Message 92 of 170 (311069)
05-11-2006 3:53 PM
Reply to: Message 91 by Quetzal
05-11-2006 3:08 PM


Re: Generalizations
Does that answer your question?
I was wondering if there's a factor of inevitability involved, but apparently not. It's a matter of saying, "As far as we have observed, this is the case."
What about this fact?
5. Fact: Some traits make an organism more likely to survive and reproduce, while others make an organism less likely to survive and reproduce.
Is this inevitable? Perhaps all mutations could be neutral? Are mutations themselves inevitable?
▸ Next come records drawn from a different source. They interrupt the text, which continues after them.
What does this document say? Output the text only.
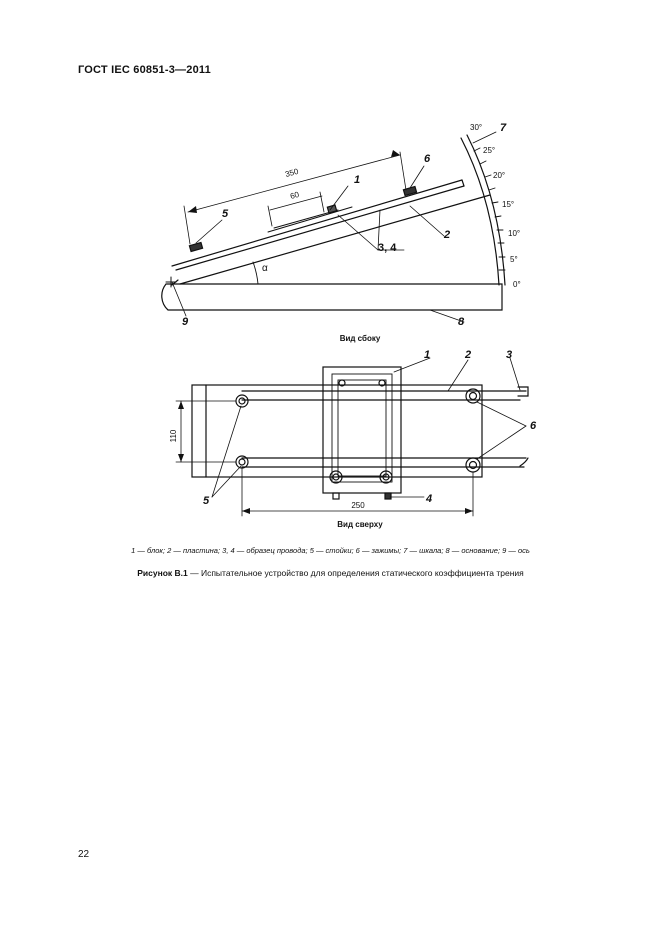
ГОСТ IEC 60851-3—2011
350
60
α
110
250
0°
5°
10°
15°
20°
25°
30°
1
2
3, 4
5
6
7
8
9
1	2	3
4
5
6
Вид сбоку
Вид сверху
1 — блок; 2 — пластина; 3, 4 — образец провода; 5 — стойки; 6 — зажимы; 7 — шкала; 8 — основание; 9 — ось
Рисунок В.1 — Испытательное устройство для определения статического коэффициента трения
22
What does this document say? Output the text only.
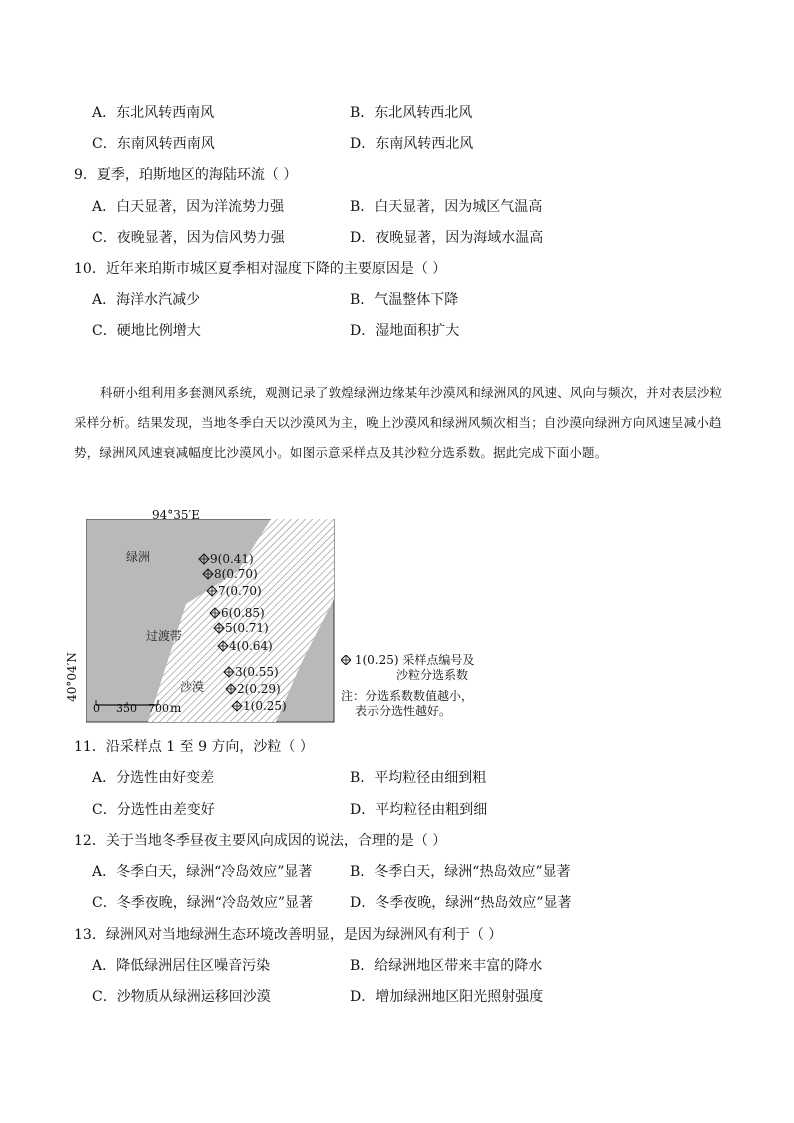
A．东北风转西南风	B．东北风转西北风
C．东南风转西南风	D．东南风转西北风
9．夏季，珀斯地区的海陆环流（ ）
A．白天显著，因为洋流势力强	B．白天显著，因为城区气温高
C．夜晚显著，因为信风势力强	D．夜晚显著，因为海域水温高
10．近年来珀斯市城区夏季相对湿度下降的主要原因是（ ）
A．海洋水汽减少	B．气温整体下降
C．硬地比例增大	D．湿地面积扩大
科研小组利用多套测风系统，观测记录了敦煌绿洲边缘某年沙漠风和绿洲风的风速、风向与频次，并对表层沙粒采样分析。结果发现，当地冬季白天以沙漠风为主，晚上沙漠风和绿洲风频次相当；自沙漠向绿洲方向风速呈减小趋势，绿洲风风速衰减幅度比沙漠风小。如图示意采样点及其沙粒分选系数。据此完成下面小题。
绿洲
过渡带
沙漠
0 350 700 m
9(0.41)
8(0.70)
7(0.70)
6(0.85)
5(0.71)
4(0.64)
3(0.55)
2(0.29)
1(0.25)
94°35′E
40°04′N	1(0.25) 采样点编号及
沙粒分选系数
注：分选系数数值越小，
表示分选性越好。
11．沿采样点 1 至 9 方向，沙粒（ ）
A．分选性由好变差	B．平均粒径由细到粗
C．分选性由差变好	D．平均粒径由粗到细
12．关于当地冬季昼夜主要风向成因的说法，合理的是（ ）
A．冬季白天，绿洲“冷岛效应”显著	B．冬季白天，绿洲“热岛效应”显著
C．冬季夜晚，绿洲“冷岛效应”显著	D．冬季夜晚，绿洲“热岛效应”显著
13．绿洲风对当地绿洲生态环境改善明显，是因为绿洲风有利于（ ）
A．降低绿洲居住区噪音污染	B．给绿洲地区带来丰富的降水
C．沙物质从绿洲运移回沙漠	D．增加绿洲地区阳光照射强度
This message is a reply to:
 Message 91 by Quetzal, posted 05-11-2006 3:08 PM Quetzal has not replied

Replies to this message:
 Message 93 by kuresu, posted 05-11-2006 4:08 PM robinrohan has replied
 Message 94 by New Cat's Eye, posted 05-11-2006 4:13 PM robinrohan has replied

  
kuresu
Member (Idle past 2597 days)
Posts: 2544
From: boulder, colorado
Joined: 03-24-2006


Message 93 of 170 (311071)
05-11-2006 4:08 PM
Reply to: Message 92 by robinrohan
05-11-2006 3:53 PM


Re: Generalizations
Is this inevitable? Perhaps all mutations could be neutral? Are mutations themselves inevitable?
look at the mutations made easy thread by Quetz.
In that mutations do happen, you could say that they are inevitable. It is inevitable that the DNA replication mistake repair enzymes won't catch all mistakes.
It's a mutation that's responsible for cystic fibrosis and sickle cell anemia. It's also reponsible for well over one hundred genetic diseases. IOW, not all mutations are neutral, some are even horrendous.
As to fact #5, it's true. SCA, if homozygous recessive, will kill you if not treated, and it does this is roughly five years. No reproduction possible at that young an age. Not having the homozygous condition will give you a better chance to reproduce.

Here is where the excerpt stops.